Vor diesem Hintergrund hat Anna Eschbach vom Institut für Völkerrecht und ausländisches öffentliches Recht an der Universität Köln die Ratifizierungsprozesse in den einzelnen Mitgliedstaaten untersucht. Eschbach unterscheidet in ihrer Untersuchung zwischen der formalen Ratifizierung und dem sogenannten Zustimmungsverfahren. Dieses ist entscheidend, wenn mehrstufige Verfahren für das rechtswirksame Zustandekommen von Gesetzen erforderlich sind. Eschbach übernimmt als Arbeitshypothese das Gutachten, welches Prof. Dr. Franz C. Mayer im Auftrag des Bundeswirtschaftsministeriums für das CETA-Abkommen erstellt hat. Mayers Ergebnis: CETA muss als gemischtes Abkommen geschlossen werden. Da TTIP noch weit umfangreicher ist kann man davon ausgehen, dass dies auch für TTIP gilt.

Die Situation in den Staaten im einzelnen:

▪ In allen Mitgliedstaaten bis auf Malta ist ein parlamentarisches Zustimmungsverfahren nötig – die jeweiligen Landesverfassungen definieren die Voraussetzungen für das parlamentarische Zustimmungsverfahren und legen fest, welche Kammern des jeweiligen Parlaments an der Entscheidung beteiligt sind.

▪ In folgenden Staaten gibt es ein Einkammersystem: Bulgarien, Dänemark, Estland, Finnland, Griechenland, Kroatien, Lettland, Litauen, Luxemburg, Portugal, Schweden, Slowakei, Ungarn, Zypern.

▪ Durch zwei Parlamentskammern müssten CETA und TTIP in Belgien, Deutschland, Frankreich, Irland, Italien, den Niederlanden, Österreich, Polen, Rumänien, Slowenien, Spanien, Tschechien. Großbritannien ist das einzige Land, in dem die Verträge mit der Queen sowie dem Ober- und dem Unterhaus drei Kammern passieren müssen.

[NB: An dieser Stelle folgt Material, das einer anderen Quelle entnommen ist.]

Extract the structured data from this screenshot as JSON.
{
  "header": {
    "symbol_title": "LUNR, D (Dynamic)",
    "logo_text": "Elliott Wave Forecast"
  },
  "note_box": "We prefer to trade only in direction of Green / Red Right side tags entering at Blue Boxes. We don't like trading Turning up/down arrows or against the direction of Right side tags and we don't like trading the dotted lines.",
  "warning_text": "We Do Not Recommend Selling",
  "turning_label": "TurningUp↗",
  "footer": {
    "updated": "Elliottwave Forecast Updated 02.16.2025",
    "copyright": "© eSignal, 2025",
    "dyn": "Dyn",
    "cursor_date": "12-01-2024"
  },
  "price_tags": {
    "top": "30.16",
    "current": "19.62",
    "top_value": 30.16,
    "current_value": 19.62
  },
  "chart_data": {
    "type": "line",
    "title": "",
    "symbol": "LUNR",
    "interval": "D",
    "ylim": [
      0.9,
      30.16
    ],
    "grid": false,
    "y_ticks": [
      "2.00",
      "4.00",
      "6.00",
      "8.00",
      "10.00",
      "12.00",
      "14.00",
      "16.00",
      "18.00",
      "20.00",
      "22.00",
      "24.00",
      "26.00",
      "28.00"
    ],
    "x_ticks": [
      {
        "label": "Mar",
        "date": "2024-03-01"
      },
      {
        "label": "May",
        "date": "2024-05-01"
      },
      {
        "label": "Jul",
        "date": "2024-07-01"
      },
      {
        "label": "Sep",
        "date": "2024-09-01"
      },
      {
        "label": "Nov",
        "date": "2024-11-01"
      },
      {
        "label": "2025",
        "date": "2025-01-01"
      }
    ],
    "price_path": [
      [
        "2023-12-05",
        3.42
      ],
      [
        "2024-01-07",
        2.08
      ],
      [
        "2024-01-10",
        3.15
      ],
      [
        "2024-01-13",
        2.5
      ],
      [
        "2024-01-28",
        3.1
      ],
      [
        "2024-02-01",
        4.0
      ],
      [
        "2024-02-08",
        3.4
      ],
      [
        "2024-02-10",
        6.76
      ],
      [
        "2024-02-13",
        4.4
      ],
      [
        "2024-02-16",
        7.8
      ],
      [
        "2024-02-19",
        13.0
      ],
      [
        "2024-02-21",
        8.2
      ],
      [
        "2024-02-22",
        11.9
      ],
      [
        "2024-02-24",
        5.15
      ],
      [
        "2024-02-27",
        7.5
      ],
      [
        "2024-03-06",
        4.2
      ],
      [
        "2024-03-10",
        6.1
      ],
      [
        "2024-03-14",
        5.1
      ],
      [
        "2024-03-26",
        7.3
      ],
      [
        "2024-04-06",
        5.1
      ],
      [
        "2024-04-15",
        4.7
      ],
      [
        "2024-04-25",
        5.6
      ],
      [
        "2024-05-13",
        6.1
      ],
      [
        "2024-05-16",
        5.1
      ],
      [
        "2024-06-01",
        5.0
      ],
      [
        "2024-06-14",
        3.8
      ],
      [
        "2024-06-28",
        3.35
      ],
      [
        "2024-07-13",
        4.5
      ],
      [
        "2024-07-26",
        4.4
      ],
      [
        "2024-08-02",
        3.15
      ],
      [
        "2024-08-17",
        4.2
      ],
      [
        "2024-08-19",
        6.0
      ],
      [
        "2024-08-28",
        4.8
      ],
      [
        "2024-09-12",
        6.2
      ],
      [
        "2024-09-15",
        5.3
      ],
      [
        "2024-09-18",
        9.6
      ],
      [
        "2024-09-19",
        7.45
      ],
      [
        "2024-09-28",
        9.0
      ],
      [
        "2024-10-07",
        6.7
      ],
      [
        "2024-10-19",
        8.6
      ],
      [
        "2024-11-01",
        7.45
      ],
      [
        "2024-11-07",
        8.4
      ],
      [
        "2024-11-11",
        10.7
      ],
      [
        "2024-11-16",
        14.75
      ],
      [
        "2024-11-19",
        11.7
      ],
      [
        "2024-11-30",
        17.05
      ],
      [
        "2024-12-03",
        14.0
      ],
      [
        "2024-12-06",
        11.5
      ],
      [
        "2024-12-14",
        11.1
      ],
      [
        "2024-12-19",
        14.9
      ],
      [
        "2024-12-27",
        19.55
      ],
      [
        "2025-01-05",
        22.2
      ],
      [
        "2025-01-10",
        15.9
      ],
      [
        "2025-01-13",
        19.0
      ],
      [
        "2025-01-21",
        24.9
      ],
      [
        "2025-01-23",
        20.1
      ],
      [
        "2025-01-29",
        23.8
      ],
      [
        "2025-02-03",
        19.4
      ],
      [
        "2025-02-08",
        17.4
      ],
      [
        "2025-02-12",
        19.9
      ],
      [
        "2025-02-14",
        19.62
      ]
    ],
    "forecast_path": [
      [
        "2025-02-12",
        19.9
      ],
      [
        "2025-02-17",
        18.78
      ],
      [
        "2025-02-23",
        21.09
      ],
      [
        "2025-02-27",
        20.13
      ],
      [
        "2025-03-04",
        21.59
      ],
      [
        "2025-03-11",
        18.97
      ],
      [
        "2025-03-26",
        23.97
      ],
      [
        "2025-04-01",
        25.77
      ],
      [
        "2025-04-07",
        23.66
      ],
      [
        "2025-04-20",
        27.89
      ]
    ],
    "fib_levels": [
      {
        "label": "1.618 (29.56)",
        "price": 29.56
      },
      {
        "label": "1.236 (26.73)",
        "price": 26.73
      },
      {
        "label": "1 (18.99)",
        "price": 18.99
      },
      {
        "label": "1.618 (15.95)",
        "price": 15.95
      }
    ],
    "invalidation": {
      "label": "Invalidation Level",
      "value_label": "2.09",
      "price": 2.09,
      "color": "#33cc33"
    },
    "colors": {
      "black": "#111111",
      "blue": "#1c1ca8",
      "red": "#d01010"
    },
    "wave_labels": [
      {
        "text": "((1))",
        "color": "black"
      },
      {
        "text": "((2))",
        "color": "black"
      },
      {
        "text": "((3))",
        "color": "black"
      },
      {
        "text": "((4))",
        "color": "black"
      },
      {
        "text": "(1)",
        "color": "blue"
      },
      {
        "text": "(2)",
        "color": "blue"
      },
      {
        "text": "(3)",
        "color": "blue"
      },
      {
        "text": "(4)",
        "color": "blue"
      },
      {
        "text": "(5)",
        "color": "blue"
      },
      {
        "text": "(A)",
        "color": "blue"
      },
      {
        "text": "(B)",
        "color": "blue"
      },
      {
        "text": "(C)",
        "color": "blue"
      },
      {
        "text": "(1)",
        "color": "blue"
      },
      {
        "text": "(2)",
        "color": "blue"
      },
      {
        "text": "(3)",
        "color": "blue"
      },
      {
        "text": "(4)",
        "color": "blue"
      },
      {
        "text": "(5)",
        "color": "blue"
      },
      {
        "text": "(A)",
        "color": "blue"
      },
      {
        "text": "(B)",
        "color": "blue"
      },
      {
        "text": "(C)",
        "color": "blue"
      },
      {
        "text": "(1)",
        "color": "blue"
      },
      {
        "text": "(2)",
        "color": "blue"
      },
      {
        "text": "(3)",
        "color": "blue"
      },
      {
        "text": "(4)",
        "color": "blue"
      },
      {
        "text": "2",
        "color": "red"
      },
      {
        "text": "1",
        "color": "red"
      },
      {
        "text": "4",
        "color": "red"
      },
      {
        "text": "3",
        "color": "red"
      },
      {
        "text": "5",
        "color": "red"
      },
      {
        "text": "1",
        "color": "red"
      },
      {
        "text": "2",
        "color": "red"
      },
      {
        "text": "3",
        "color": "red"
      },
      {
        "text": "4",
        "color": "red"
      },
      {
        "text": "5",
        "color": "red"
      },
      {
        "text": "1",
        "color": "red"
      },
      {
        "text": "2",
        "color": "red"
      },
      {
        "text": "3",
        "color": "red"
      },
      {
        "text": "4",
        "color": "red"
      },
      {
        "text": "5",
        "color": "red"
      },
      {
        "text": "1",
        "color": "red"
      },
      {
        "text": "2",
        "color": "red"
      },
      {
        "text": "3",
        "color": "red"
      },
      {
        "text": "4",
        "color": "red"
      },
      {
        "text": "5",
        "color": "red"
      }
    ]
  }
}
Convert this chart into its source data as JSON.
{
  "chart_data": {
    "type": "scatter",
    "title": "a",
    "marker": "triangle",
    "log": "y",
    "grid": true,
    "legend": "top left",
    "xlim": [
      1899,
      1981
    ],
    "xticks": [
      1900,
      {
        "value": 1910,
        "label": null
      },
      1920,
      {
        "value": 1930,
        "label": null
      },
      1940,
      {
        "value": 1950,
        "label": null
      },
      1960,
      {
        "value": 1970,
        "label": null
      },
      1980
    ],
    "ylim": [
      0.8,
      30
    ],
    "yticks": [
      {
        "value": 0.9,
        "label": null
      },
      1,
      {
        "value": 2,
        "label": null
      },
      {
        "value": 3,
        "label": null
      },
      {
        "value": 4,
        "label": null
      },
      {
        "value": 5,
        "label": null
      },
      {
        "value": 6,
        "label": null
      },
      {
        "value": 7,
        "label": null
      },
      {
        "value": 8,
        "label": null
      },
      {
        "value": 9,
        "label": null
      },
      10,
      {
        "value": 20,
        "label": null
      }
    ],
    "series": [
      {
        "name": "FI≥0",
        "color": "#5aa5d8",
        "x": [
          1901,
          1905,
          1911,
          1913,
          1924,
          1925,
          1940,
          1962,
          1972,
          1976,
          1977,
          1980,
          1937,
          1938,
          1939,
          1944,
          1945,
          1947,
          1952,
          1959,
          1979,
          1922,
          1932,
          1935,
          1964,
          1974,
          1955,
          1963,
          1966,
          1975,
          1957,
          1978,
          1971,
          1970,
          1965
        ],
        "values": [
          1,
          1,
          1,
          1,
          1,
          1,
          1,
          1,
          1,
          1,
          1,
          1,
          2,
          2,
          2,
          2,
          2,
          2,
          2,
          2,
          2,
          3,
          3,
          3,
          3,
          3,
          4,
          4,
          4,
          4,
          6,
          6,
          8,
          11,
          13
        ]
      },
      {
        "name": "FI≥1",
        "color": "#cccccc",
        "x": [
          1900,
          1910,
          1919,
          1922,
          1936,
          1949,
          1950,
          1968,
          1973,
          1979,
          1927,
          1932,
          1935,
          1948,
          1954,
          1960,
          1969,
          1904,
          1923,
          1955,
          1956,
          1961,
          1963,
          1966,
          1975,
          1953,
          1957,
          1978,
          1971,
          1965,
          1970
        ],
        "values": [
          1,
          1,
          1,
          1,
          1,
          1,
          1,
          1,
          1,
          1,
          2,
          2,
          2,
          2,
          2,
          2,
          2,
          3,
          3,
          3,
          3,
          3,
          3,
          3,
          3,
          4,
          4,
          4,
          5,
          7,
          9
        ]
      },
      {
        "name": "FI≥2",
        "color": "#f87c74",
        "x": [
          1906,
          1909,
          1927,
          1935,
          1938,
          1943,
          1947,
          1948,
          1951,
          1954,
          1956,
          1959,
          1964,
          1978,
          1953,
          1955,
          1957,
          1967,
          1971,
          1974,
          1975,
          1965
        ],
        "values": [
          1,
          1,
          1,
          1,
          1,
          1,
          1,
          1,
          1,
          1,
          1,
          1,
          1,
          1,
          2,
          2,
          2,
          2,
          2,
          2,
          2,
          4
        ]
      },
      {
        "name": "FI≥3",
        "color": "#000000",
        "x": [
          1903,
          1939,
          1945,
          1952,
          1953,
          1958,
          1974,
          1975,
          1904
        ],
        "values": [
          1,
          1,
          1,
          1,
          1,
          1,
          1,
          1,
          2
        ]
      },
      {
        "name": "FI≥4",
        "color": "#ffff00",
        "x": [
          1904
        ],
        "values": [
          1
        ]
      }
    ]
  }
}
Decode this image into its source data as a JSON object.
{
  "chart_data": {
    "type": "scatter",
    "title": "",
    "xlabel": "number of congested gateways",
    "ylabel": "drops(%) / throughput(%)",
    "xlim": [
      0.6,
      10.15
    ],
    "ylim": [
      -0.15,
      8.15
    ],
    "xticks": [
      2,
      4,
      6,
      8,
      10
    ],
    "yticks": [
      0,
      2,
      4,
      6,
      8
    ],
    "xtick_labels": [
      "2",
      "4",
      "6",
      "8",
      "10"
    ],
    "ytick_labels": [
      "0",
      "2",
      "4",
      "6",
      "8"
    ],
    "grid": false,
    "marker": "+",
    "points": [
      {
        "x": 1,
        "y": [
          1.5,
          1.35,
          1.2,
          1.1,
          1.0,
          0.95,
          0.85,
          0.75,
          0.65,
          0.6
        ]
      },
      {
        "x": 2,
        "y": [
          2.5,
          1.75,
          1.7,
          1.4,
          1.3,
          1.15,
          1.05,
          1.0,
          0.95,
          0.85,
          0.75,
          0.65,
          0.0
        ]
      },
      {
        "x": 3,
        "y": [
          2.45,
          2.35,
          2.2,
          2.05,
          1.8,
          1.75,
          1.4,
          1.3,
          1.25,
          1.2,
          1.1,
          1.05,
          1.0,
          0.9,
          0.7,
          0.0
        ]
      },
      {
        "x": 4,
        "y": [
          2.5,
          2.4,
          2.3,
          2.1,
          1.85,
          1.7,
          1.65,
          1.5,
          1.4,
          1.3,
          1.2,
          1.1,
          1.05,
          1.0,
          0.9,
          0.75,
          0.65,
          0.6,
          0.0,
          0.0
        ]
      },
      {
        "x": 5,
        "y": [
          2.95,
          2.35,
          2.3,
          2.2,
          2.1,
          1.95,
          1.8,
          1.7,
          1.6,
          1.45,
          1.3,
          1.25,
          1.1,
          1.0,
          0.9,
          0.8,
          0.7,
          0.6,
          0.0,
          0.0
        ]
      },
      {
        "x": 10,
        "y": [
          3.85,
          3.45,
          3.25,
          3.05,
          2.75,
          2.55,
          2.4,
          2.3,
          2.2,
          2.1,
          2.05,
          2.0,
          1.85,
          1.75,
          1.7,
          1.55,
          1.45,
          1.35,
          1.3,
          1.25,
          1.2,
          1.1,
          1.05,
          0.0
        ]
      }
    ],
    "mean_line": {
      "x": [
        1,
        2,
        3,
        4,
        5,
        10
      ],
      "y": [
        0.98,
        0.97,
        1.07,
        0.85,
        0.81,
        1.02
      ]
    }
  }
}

In der Hälfte aller Mitgliedstaaten wären Referenden über die Zustimmung zu völkerrechtlichen Verträgen grundsätzlich möglich: Bulgarien, Dänemark, Frankreich, Griechenland, Irland, Kroatien, Litauen, Niederlande, Österreich, Polen, Rumänien, Slowakei, Ungarn, Großbritannien. Dabei müssen in den einzelnen Ländern bestimmte Voraussetzungen erfüllt sein.

▪ In folgenden Ländern könnten Parlamente, Präsident/innen und/oder Regierungen Referenden auslösen: Bulgarien, Dänemark, Frankreich, Griechenland, Österreich, Polen, Rumänien, Großbritannien.

▪ In folgenden Ländern könnte die Bevölkerung selbst ein Referendum anstoßen:

Kroatien: 10 Prozent der Wahlberechtigten können vom Parlament ein Referendum verlangen;

Litauen: 300.000 Bürger/innen können vom Parlament ein Referendum fordern;

Slowakei: Eine Frage kann u.a. durch Bürgerpetition als „von öffentlichem Interesse“ definiert werden, dann prüft das Verfassungsgericht ob eine Abstimmung verfassungskonform wäre;

Ungarn: 200.000 Wahlberechtigte oder 100.000 Wahlberechtigte und der/die Präsident/in können eine Volksabstimmung vorschlagen;

Niederlande: 300.000 Bürger/innen können seit Juli 2015 ein unverbindliches Referendum vom Parlament fordern.